(653d) Leveraging Disparate Experimental and Ab Initio Data to Model the Reaction Network of CO2 Upgrading to C1 Products | AIChE

(653d) Leveraging Disparate Experimental and Ab Initio Data to Model the Reaction Network of CO2 Upgrading to C1 Products

Authors 

Tian, H. - Presenter, Lehigh University
Rangarajan, S., Lehigh University - Dept of Chem & Biomolecular
CO2 can be upgraded to a number of C1 molecules, viz., carbon monoxide, methanol, formic acid, methane, and formaldehyde on transition metals. In this research, we aim to develop a unified and accurate predictive model of this overall reaction network to reliably infer the mechanism on a specific metal facet and thereby identify globally sensitive parameters for catalyst design. In our experience, microkinetic models parameterized using density functional theory (DFT) alone (which is the state-of-the-art) often do not provide the requisite predictive accuracy. In such circumstances, the sensitive kinetic and thermodynamic parameters can be reparameterized to related experimental data. However, such closely related and reliable kinetic data may not always be available. For instance, no experimental dataset is available that simultaneously analyzes the entire C1 product spectrum on a set of transition metal facets.
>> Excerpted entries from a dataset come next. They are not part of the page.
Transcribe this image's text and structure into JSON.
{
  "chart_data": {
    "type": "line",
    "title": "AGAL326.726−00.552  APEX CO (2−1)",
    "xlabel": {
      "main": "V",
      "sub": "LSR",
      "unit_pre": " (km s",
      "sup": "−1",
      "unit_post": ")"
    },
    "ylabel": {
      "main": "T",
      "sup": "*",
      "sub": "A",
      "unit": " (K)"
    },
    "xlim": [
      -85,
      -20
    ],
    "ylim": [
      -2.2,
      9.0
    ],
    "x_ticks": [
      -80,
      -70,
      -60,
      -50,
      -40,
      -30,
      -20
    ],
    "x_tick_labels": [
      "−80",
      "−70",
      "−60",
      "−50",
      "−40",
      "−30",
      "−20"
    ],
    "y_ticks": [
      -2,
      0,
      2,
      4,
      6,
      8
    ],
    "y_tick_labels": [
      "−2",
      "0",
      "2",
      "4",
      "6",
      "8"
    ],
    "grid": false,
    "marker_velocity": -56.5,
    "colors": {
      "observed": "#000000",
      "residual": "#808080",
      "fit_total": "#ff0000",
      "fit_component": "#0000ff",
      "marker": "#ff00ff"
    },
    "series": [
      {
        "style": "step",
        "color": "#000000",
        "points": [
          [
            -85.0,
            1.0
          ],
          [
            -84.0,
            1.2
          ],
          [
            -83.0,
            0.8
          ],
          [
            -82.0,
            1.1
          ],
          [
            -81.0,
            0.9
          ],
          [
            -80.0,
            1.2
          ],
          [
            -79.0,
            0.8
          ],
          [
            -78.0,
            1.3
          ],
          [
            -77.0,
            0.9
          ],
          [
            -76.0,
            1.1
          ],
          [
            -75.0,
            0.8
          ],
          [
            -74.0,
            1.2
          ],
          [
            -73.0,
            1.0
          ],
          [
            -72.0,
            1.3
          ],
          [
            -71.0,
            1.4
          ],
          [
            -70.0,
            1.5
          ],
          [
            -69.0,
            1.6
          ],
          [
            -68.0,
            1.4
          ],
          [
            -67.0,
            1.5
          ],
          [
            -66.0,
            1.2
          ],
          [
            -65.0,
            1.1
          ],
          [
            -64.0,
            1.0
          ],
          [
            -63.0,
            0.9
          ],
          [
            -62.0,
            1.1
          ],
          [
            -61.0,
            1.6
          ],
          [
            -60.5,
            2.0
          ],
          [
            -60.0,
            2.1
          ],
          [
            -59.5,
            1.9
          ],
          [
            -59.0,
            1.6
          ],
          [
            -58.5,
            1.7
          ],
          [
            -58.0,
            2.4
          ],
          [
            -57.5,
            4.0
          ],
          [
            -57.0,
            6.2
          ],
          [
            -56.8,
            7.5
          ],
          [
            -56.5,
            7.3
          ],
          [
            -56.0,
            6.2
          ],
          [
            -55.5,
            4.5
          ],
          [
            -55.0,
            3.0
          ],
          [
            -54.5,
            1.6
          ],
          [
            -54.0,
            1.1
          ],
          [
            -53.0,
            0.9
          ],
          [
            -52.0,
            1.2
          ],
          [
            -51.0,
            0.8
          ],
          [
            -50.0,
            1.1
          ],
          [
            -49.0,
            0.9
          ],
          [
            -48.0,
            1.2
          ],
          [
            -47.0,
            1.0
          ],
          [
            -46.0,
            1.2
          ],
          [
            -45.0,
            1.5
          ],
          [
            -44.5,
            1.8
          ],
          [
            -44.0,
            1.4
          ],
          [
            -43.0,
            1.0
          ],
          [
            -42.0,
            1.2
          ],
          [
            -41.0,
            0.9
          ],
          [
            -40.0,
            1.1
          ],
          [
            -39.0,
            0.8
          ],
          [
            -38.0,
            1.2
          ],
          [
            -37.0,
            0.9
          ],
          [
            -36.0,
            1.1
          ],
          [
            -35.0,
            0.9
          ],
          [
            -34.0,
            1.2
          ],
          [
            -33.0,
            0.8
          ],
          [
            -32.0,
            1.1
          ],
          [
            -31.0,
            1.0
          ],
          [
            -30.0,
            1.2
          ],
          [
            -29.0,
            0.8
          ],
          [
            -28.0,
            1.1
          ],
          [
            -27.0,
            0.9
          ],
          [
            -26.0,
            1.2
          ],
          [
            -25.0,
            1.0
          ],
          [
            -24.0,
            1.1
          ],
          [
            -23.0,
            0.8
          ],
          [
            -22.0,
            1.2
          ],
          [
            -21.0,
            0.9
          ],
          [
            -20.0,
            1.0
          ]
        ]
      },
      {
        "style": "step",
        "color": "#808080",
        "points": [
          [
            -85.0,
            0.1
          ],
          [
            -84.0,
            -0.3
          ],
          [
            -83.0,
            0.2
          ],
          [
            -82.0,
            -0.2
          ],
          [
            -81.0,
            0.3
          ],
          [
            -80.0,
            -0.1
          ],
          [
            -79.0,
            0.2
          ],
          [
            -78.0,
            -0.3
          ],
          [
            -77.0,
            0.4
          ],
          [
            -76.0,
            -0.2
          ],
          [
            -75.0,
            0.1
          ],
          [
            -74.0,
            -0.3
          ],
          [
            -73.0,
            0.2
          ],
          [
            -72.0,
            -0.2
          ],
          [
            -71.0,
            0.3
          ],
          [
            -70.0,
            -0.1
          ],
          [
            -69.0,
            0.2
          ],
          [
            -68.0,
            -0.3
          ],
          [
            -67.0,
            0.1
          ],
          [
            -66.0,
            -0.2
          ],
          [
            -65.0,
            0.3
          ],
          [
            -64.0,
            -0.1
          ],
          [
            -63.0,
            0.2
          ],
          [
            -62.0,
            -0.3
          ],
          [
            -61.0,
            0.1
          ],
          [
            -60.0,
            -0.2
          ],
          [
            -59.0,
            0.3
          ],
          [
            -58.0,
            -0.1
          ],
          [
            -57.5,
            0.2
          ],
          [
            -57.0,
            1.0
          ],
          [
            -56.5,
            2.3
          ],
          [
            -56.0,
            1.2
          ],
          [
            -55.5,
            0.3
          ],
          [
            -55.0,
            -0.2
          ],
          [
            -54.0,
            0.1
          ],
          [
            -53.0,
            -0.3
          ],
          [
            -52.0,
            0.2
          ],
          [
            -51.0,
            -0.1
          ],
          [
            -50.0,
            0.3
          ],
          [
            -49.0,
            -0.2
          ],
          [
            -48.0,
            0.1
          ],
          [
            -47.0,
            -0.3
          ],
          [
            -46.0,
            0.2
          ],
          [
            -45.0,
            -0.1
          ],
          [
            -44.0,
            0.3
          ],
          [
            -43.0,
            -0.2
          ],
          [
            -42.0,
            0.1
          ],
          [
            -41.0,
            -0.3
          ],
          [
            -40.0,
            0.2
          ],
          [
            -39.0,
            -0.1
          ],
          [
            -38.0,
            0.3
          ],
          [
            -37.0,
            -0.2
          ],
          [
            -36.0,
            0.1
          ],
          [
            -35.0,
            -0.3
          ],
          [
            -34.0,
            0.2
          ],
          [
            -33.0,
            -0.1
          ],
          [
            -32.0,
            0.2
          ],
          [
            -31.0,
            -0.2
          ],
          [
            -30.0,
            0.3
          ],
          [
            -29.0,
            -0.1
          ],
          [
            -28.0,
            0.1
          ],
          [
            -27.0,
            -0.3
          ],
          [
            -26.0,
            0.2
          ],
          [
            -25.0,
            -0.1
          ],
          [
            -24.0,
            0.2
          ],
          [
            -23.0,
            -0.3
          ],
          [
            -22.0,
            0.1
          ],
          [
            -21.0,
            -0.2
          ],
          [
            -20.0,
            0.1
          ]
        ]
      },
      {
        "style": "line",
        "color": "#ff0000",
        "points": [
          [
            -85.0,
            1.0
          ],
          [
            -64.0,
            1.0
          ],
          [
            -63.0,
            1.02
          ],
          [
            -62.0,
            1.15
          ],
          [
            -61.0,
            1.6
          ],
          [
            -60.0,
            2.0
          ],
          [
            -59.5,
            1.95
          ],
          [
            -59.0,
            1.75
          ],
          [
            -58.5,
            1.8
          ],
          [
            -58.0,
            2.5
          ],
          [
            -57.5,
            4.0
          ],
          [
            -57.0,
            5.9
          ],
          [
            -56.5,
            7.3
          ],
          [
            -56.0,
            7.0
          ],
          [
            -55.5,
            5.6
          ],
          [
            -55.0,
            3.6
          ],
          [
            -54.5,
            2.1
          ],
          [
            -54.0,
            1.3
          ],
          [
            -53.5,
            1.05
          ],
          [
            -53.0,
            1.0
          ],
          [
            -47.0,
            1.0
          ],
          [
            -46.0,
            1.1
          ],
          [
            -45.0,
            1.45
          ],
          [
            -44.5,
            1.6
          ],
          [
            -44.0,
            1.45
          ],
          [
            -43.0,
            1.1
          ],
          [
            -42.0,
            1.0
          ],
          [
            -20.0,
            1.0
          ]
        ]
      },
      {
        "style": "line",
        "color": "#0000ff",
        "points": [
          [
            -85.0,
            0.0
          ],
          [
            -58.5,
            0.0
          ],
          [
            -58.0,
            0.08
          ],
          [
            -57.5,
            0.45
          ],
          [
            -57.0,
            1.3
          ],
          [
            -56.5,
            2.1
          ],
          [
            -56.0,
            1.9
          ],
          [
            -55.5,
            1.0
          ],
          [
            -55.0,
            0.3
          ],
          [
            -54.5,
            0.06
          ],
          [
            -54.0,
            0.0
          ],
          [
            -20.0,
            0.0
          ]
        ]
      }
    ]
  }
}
In this work, we develop a new data-driven method to systematically fuse the disparate datasets available to us, viz., ab initio (DFT) and experimental (singly crystal thermochemistry and kinetics) data, to build a model for calculating the energetics of all species and reactions in the aforementioned reaction network on any specified transition metal surface. We then use these energies to build an improved microkinetic model of the reaction network.